I was thinking e.g. peephole optimizations. 22:44
jnthn japhb: Ah, those should be done earlier
japhb Agreed.
timotimo japhb: my feeble attempt to just put in || +@all_times < 3 into the timing loop failed to produce proper results :\
japhb timotimo: paste?
Or push to a branch? 22:45
timotimo pushed 22:47
does parrot have a peephole optimizer? 22:48
22:49 jnap joined
timotimo we would be implementing the peephole optimizer in nqp, right? not in c 22:51
jnthn timotimo: Given it's VM-specific, I could easily imagine it being done in src/mast/compiler.c or so 22:54
timotimo but then we have to implement it in c! :P 23:04
japhb timotimo: I think you wanted ... < 3 * $runs since each call to time_command performs $runs timings, and these get flattened into @all_times. 23:11
timotimo ooooh 23:13
that's a good point, thanks!
timotimo fixes 23:14
jnthn: i would have to give every operation on big integers a check if it's a mp_int or stored 64bit int, right? 23:38
and do manual overflow checking, too?
i'm not sure how to do the latter in C, actually
jnthn timotimo: Stored 32-bit int.
timotimo ah 23:39
jnthn timotimo: The point is to store 32-bit things specially, but do the math at 64-bit size.
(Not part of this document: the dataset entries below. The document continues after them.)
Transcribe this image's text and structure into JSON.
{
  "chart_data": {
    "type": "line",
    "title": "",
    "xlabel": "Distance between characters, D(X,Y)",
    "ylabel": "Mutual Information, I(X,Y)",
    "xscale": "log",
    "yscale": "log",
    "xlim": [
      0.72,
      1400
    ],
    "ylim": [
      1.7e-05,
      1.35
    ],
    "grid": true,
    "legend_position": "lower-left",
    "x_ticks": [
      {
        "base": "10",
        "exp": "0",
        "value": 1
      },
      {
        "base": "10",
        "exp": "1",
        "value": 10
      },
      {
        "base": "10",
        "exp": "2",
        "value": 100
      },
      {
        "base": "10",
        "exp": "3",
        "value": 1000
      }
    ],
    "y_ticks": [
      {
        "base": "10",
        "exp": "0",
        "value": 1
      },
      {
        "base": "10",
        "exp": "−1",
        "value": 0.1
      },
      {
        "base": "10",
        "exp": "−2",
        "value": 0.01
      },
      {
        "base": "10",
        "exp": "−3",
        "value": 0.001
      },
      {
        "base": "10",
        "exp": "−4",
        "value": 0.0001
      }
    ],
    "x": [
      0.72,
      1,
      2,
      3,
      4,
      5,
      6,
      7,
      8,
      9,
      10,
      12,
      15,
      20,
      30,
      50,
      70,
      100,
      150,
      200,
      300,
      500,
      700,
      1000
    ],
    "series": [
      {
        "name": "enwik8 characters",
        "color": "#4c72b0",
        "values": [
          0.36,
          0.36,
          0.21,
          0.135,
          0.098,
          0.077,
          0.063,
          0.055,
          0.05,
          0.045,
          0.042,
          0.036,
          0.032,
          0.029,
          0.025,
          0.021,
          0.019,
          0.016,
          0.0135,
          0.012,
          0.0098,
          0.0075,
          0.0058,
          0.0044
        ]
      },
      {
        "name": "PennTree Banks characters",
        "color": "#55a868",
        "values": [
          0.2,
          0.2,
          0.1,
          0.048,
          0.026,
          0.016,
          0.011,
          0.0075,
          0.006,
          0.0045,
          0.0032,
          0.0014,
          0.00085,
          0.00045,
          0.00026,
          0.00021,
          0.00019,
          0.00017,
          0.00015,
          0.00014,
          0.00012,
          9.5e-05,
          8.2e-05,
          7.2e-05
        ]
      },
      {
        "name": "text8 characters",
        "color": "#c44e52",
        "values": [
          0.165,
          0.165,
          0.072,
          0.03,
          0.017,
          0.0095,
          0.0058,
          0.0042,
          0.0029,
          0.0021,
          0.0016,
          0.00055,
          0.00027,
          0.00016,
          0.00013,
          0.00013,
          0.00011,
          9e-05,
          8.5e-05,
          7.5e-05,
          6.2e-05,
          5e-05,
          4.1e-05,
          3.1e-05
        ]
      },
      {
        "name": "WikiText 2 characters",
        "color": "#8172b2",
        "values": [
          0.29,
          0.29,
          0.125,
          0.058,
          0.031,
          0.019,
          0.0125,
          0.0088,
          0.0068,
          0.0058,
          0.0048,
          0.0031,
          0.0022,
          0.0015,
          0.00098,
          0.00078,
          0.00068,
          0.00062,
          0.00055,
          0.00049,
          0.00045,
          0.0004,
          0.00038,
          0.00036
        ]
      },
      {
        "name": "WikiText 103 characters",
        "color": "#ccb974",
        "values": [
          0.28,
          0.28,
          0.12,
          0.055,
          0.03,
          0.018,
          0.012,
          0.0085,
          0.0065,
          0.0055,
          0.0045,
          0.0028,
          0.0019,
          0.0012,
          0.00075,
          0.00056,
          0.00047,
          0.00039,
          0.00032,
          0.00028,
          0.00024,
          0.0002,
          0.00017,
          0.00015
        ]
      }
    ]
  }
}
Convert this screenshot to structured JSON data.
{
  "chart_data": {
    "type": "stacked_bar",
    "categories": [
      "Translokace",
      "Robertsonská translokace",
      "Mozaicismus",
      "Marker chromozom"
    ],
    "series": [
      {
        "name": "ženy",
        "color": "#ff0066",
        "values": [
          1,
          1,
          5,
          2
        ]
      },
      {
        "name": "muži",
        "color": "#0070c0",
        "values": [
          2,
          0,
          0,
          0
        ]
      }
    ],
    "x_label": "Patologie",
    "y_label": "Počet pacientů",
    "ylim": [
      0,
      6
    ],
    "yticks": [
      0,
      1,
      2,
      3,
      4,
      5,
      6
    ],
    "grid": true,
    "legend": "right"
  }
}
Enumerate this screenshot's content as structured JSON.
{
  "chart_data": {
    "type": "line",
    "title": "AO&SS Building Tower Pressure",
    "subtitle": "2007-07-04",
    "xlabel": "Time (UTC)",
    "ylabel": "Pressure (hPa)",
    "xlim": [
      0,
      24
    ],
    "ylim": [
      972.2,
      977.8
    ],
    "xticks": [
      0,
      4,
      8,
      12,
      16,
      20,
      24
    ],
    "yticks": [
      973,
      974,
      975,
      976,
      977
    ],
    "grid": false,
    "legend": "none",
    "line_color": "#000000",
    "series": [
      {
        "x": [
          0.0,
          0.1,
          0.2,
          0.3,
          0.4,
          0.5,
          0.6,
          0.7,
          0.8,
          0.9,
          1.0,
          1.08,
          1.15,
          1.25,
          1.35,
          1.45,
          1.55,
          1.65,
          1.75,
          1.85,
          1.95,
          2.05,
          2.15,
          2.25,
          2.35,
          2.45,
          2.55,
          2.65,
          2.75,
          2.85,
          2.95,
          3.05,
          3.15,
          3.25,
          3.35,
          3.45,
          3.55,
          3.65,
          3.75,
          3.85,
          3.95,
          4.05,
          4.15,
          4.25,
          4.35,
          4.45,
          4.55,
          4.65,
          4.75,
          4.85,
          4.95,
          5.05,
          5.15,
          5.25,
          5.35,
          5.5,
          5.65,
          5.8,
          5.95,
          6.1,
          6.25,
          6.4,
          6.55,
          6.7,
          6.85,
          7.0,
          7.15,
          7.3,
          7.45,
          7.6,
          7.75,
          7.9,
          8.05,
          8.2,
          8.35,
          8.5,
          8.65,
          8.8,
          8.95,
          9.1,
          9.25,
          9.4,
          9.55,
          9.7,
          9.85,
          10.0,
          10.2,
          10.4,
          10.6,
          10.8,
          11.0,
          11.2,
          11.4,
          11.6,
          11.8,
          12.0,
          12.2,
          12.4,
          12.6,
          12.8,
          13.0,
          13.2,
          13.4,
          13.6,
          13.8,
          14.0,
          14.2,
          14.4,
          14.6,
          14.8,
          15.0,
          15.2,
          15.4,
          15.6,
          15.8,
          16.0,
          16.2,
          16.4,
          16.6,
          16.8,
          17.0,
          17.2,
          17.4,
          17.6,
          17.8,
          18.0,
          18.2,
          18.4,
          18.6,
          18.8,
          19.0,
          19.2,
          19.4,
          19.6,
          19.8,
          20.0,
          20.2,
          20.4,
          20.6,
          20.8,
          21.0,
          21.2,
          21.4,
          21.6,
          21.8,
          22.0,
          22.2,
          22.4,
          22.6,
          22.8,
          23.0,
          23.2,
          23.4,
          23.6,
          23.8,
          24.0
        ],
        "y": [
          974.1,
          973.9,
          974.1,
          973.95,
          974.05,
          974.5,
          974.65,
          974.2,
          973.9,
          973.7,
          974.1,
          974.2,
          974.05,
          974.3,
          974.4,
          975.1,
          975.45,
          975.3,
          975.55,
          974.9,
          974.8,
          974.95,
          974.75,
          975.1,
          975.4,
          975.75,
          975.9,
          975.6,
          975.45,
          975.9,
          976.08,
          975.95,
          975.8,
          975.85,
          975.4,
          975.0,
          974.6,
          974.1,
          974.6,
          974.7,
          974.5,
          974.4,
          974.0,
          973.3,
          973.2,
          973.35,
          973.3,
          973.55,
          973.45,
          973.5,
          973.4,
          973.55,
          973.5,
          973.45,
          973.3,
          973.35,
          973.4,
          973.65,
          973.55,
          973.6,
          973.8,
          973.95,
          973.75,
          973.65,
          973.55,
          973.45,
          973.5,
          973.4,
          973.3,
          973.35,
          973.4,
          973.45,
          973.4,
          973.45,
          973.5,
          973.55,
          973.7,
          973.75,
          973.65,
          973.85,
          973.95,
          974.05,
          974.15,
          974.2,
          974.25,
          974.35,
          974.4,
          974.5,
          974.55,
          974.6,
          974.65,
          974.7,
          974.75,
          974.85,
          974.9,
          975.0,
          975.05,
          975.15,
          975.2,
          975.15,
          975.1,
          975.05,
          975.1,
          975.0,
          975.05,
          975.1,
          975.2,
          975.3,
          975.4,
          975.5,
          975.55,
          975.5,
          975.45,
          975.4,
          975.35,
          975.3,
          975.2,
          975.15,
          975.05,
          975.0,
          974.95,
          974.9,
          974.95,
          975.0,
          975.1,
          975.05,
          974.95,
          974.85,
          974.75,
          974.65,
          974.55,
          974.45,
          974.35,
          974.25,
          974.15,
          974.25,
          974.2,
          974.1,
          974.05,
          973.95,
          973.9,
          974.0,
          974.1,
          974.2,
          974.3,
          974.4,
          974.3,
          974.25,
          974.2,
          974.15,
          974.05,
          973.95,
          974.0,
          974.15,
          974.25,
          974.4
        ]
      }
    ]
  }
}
Then see if you can store the result in 32 bits or not - which is just a > and < check :)
timotimo ah 23:41
that seems easy enough 23:42
is that guaranteed to work?
i suppose for exponentiation i could still overflow it :)
jnthn Yes, you'll have to go on a case-by-case basis. 23:44
23:46 flussence joined 23:50 jnap joined